Connected Thoughts – Thiago Almeida

June 29, 2009

Using the BizTalk WCF-SQL Adapter to load a flat file into a SQL Server 2008 table

Filed under: BizTalk — Thiago Almeida @ 4:17 pm

While preparing for my webcast on the WCF-SQL Adapter as part of a series of webcasts* I ran into a requirement that is quite frequent with BizTalk solutions: merging the contents of a flat file with a SQL Server database table.

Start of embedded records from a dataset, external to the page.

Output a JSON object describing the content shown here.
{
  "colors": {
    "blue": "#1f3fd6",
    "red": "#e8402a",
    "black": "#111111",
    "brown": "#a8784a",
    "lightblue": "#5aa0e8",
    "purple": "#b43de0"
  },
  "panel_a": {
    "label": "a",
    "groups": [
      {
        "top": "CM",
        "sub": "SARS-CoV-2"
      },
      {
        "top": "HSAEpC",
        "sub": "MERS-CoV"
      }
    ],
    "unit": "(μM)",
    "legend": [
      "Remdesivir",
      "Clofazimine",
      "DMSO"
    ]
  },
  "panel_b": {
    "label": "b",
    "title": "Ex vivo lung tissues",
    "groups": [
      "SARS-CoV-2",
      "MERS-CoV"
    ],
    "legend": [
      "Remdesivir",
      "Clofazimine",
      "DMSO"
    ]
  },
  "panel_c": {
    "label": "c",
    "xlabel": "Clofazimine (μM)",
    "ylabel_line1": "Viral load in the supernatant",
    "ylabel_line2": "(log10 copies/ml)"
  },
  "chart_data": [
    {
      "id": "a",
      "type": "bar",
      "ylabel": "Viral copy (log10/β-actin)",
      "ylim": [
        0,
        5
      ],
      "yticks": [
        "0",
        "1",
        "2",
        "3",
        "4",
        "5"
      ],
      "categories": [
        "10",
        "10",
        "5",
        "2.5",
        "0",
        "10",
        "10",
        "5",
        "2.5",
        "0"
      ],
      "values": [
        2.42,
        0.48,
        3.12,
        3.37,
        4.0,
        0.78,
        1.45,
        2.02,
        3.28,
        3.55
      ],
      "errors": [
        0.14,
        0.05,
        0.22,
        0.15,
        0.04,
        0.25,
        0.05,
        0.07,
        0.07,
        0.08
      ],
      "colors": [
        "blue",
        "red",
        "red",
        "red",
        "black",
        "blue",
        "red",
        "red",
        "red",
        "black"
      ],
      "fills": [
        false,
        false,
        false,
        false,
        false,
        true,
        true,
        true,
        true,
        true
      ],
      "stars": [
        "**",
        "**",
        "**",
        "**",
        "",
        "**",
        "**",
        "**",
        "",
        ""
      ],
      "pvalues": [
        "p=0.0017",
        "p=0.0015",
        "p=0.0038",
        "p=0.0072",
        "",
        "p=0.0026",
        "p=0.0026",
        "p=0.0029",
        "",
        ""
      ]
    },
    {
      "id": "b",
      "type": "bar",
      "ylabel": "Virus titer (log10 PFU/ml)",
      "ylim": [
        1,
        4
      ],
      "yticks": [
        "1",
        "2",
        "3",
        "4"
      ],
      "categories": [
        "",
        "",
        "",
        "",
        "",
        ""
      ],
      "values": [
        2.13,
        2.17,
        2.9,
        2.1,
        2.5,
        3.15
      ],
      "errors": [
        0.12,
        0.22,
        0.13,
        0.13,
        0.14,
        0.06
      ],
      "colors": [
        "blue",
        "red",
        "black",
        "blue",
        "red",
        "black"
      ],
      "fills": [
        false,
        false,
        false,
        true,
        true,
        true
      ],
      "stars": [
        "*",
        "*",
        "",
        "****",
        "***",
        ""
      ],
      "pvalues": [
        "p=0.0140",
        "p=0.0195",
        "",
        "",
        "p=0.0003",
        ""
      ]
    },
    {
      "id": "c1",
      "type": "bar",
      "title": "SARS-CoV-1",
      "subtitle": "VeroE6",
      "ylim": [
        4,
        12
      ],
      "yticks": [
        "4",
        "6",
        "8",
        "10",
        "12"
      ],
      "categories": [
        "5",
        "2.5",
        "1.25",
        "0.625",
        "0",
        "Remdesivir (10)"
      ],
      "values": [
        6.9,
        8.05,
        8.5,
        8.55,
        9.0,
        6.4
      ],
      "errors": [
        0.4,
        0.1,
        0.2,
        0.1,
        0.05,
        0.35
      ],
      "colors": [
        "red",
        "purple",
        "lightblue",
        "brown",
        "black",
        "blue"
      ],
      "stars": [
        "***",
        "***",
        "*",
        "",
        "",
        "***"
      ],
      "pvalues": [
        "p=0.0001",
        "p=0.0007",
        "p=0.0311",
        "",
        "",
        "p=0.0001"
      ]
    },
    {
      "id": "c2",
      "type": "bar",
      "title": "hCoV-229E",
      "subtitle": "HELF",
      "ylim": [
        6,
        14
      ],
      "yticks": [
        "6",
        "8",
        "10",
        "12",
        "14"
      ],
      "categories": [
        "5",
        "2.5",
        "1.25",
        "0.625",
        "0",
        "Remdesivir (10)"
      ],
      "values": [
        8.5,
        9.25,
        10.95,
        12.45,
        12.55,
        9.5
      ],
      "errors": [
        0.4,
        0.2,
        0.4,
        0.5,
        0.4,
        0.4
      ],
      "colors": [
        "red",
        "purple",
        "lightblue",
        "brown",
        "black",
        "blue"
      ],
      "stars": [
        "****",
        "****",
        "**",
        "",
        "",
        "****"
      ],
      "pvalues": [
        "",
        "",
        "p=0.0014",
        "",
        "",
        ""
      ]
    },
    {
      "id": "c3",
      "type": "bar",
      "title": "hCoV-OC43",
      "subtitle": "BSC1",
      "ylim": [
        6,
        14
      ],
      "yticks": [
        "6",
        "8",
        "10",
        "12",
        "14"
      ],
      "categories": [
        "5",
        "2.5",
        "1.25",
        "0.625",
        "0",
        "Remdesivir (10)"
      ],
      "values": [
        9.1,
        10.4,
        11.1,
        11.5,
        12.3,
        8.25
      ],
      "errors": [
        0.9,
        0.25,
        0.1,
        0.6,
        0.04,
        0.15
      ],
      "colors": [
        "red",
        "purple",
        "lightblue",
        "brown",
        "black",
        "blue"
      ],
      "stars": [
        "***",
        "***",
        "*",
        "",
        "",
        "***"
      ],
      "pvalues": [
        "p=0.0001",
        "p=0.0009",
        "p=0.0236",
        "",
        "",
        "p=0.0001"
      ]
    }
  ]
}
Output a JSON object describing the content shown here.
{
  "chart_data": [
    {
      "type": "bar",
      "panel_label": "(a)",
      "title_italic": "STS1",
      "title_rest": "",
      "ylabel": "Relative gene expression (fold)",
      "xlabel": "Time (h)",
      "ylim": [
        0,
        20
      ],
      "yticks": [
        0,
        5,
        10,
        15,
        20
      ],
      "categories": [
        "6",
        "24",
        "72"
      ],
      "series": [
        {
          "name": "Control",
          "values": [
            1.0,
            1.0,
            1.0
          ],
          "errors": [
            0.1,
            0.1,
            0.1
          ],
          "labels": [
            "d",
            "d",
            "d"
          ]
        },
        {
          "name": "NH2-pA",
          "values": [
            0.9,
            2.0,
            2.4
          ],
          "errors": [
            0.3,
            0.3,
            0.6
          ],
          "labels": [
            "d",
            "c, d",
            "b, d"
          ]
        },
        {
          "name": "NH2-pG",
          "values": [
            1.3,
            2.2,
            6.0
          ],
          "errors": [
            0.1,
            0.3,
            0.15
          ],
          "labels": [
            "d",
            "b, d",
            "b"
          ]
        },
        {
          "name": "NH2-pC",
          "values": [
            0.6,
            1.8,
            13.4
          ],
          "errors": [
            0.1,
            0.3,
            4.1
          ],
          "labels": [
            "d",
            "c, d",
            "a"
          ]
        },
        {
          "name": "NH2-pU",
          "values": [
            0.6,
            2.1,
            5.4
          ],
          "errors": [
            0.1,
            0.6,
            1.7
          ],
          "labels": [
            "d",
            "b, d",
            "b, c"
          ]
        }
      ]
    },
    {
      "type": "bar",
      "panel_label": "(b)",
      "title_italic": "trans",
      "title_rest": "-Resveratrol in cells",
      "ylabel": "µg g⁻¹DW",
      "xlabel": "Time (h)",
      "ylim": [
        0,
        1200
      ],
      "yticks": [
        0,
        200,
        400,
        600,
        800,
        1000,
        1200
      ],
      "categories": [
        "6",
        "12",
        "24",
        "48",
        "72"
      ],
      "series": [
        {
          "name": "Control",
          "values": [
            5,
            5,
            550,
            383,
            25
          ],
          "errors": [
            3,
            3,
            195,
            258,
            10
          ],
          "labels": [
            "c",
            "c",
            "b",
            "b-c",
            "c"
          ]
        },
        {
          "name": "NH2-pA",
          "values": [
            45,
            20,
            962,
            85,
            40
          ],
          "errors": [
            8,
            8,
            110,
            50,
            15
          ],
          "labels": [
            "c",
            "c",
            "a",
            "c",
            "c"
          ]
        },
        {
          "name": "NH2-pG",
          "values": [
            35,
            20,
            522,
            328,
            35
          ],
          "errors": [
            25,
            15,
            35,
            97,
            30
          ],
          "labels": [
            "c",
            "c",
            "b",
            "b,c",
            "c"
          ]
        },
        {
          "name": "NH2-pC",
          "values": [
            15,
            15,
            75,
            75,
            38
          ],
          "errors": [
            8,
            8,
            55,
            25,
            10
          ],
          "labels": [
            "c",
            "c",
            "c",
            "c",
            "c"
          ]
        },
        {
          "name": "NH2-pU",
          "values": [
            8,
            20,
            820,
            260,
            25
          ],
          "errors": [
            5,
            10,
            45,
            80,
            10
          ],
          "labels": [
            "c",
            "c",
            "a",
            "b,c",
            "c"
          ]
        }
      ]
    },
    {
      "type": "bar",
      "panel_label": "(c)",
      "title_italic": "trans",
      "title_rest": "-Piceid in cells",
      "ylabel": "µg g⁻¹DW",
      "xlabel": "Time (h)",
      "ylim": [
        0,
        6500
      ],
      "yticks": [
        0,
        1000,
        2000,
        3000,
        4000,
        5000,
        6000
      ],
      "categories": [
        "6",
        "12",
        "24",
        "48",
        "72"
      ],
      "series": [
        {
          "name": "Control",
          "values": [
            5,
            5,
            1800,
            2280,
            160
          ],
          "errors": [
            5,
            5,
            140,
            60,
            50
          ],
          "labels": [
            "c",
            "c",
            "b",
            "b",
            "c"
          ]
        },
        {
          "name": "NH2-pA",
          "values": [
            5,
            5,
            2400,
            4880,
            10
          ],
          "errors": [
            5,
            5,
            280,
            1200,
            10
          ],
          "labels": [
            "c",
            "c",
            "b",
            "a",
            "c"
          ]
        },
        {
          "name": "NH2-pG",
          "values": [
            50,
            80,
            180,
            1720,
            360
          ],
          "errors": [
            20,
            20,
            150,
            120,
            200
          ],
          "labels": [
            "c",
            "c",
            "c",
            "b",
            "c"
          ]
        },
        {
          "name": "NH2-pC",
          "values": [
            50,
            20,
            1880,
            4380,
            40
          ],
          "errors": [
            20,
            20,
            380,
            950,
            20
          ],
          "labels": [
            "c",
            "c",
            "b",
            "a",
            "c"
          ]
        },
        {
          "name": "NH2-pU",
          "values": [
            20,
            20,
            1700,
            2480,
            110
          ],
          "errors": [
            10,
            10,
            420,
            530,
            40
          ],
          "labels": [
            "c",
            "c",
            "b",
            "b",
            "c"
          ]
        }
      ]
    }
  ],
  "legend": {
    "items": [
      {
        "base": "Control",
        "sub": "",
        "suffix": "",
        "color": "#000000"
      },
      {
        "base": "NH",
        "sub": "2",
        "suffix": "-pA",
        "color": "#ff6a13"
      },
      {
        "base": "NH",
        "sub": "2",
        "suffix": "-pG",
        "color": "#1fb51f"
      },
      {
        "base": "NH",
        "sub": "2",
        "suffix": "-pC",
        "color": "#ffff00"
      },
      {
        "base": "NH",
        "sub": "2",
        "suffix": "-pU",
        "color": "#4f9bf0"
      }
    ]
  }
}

I wrote a post a while ago on how call the same stored procedure multiple times without a loop shape with the ‘old’ BizTalk SQL adapter, and this post also covers that with the new WCF-SQL Adapter. The source code will be made available as soon as the webcasts are out, and I’ll update this to reflect that.

I have a flat file that contains a list of products. I need to load the contents of this flat file into a SQL Server 2008 table using BizTalk Server 2009 and the WCF-SQL Adapter. The table might already have some of the products in the flat file, and in this case the product row should be updated.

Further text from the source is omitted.